At least 49 prodemocracy leaders, including Morgan Tsvangirai, head of the main opposition Movement for Democratic Change, needed hospitalization for serious injuries, the group said.

"There are hundreds of others who have been injured, maimed and traumatized" in the government's crackdown, it said.

The group, whose members include health services staff and most of Zimbabwe's independent physicians, also publicized an international petition calling for an end to state-orchestrated violence and torture in the troubled southern African nation.

The petition said members of the medical group had been routinely intimidated by security forces while trying to treat and tally political injuries.

President Robert Mugabe, who has ruled since independence in 1980, previously admitted that Tsvangirai was assaulted March 11, saying the activist was "thoroughly beaten up by police" and had "asked for it."

Mugabe told youth militants of his ruling ZANU PF Party that injured opposition leaders would "get arrested and get bashed" again if they protested against the government because the "police have a right to bash."

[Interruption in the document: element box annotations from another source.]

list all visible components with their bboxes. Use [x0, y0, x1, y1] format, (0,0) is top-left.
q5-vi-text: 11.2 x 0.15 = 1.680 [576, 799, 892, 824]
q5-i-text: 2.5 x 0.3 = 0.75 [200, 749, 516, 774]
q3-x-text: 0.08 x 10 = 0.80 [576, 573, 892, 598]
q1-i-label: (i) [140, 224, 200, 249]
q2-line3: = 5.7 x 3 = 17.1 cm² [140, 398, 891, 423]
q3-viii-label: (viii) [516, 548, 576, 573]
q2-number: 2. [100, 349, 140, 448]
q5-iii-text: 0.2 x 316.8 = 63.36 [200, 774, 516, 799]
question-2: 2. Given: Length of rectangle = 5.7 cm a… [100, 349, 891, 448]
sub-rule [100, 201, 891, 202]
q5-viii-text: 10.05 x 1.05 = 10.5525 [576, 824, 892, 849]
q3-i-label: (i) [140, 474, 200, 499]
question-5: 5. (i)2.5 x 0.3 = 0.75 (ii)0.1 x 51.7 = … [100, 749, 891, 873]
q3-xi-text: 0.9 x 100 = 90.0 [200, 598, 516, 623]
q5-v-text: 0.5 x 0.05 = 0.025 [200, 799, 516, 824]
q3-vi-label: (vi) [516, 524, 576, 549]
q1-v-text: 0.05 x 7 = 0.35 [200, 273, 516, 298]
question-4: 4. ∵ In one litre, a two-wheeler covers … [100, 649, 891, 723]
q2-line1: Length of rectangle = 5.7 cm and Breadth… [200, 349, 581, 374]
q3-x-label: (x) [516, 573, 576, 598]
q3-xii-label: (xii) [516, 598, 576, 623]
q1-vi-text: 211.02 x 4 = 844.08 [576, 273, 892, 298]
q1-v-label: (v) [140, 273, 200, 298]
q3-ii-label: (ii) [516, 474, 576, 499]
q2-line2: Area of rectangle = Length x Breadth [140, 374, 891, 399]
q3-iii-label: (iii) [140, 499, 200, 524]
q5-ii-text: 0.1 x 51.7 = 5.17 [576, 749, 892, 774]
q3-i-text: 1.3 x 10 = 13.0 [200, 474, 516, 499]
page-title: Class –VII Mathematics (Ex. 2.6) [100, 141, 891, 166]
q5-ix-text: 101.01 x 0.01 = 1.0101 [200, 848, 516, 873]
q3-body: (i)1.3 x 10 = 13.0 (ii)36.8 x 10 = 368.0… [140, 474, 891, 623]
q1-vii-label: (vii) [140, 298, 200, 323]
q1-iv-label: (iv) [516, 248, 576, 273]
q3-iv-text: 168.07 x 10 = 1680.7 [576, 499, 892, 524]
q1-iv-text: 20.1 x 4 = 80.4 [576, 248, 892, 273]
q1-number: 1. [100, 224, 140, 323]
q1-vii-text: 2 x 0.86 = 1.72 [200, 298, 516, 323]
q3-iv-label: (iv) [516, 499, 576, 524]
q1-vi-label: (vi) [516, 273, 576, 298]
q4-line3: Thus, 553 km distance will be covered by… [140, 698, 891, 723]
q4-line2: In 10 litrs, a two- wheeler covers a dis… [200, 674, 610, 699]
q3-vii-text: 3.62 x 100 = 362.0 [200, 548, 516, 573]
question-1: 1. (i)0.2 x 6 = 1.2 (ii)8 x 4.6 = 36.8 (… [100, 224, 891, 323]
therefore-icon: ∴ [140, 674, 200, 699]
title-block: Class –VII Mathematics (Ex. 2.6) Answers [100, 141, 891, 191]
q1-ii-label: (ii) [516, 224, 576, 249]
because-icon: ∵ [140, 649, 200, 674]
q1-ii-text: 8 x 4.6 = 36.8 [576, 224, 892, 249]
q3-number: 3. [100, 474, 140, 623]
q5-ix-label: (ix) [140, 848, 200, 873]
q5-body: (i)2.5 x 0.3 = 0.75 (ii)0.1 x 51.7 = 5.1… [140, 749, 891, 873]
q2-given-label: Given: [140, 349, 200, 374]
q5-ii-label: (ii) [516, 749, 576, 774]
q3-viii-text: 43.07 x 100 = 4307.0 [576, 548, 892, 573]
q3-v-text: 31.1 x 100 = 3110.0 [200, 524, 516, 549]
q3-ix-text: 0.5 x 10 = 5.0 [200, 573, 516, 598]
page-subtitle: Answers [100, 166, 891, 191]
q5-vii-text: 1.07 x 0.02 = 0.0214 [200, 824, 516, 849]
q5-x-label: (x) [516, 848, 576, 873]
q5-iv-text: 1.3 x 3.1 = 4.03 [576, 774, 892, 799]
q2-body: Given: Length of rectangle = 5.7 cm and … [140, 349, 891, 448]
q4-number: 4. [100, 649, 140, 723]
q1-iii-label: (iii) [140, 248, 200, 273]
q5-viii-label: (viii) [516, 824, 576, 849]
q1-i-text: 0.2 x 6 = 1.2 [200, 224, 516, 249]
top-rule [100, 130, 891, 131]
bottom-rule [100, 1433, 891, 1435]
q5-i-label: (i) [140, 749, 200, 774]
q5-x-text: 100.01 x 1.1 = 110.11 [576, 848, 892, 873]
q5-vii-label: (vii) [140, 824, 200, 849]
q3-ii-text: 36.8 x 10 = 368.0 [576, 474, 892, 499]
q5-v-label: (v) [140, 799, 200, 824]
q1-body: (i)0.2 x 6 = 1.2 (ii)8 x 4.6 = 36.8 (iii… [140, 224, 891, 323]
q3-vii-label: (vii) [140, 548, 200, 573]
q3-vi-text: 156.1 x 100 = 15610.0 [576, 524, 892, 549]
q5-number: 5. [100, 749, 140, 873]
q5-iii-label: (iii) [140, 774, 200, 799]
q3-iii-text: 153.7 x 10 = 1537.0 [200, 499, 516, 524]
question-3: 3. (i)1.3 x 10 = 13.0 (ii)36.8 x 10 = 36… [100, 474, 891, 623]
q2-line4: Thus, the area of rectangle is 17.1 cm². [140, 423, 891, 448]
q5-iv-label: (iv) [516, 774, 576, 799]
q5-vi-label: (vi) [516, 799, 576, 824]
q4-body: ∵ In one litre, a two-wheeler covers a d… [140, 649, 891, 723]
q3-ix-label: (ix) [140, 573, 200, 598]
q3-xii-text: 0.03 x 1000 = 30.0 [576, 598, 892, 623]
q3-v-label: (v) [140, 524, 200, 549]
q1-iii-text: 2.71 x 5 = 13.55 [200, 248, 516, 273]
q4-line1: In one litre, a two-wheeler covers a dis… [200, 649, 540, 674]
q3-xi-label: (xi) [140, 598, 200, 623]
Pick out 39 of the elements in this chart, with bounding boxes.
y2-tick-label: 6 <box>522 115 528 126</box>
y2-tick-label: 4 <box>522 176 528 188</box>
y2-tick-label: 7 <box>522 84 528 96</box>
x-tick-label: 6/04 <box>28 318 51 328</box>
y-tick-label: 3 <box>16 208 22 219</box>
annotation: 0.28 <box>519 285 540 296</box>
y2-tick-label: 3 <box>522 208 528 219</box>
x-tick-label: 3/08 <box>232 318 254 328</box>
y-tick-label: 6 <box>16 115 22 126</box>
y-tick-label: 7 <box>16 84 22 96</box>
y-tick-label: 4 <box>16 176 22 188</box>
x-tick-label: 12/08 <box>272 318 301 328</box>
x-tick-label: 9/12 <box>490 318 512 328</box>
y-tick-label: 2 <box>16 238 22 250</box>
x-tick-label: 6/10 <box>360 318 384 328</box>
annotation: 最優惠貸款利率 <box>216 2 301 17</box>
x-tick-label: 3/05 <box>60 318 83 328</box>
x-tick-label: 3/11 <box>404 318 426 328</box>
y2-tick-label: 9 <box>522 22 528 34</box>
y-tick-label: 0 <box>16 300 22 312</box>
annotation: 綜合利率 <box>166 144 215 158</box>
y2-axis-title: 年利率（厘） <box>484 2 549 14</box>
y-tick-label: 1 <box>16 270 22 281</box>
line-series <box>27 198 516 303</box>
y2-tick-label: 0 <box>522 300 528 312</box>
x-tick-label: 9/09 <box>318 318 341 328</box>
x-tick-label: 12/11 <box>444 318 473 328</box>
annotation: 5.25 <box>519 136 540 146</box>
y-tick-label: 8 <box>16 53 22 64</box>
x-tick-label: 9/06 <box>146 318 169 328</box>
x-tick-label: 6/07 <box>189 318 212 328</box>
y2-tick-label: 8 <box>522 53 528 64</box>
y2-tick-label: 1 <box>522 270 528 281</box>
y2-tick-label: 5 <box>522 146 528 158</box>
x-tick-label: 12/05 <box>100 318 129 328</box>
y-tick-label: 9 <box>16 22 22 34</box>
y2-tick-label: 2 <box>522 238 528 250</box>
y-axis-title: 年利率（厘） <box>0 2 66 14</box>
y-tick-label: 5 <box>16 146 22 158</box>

The president also described the youth militants as a "big hard-knuckled fist" that could be easily summoned into action by party leaders against opponents.

Police say six officers have been injured in the month of unrest and what they call "an orgy of violence" in an alleged campaign of terror and gasoline bombings by the opposition. Tsvangirai denies those charges.

The doctors group said political violence is worsening already "fragile living conditions" for ordinary Zimbabweans. It noted life expectancy for women is now 34 years, the lowest in the world, and 21 percent of adults are officially estimated as being infected with AIDS.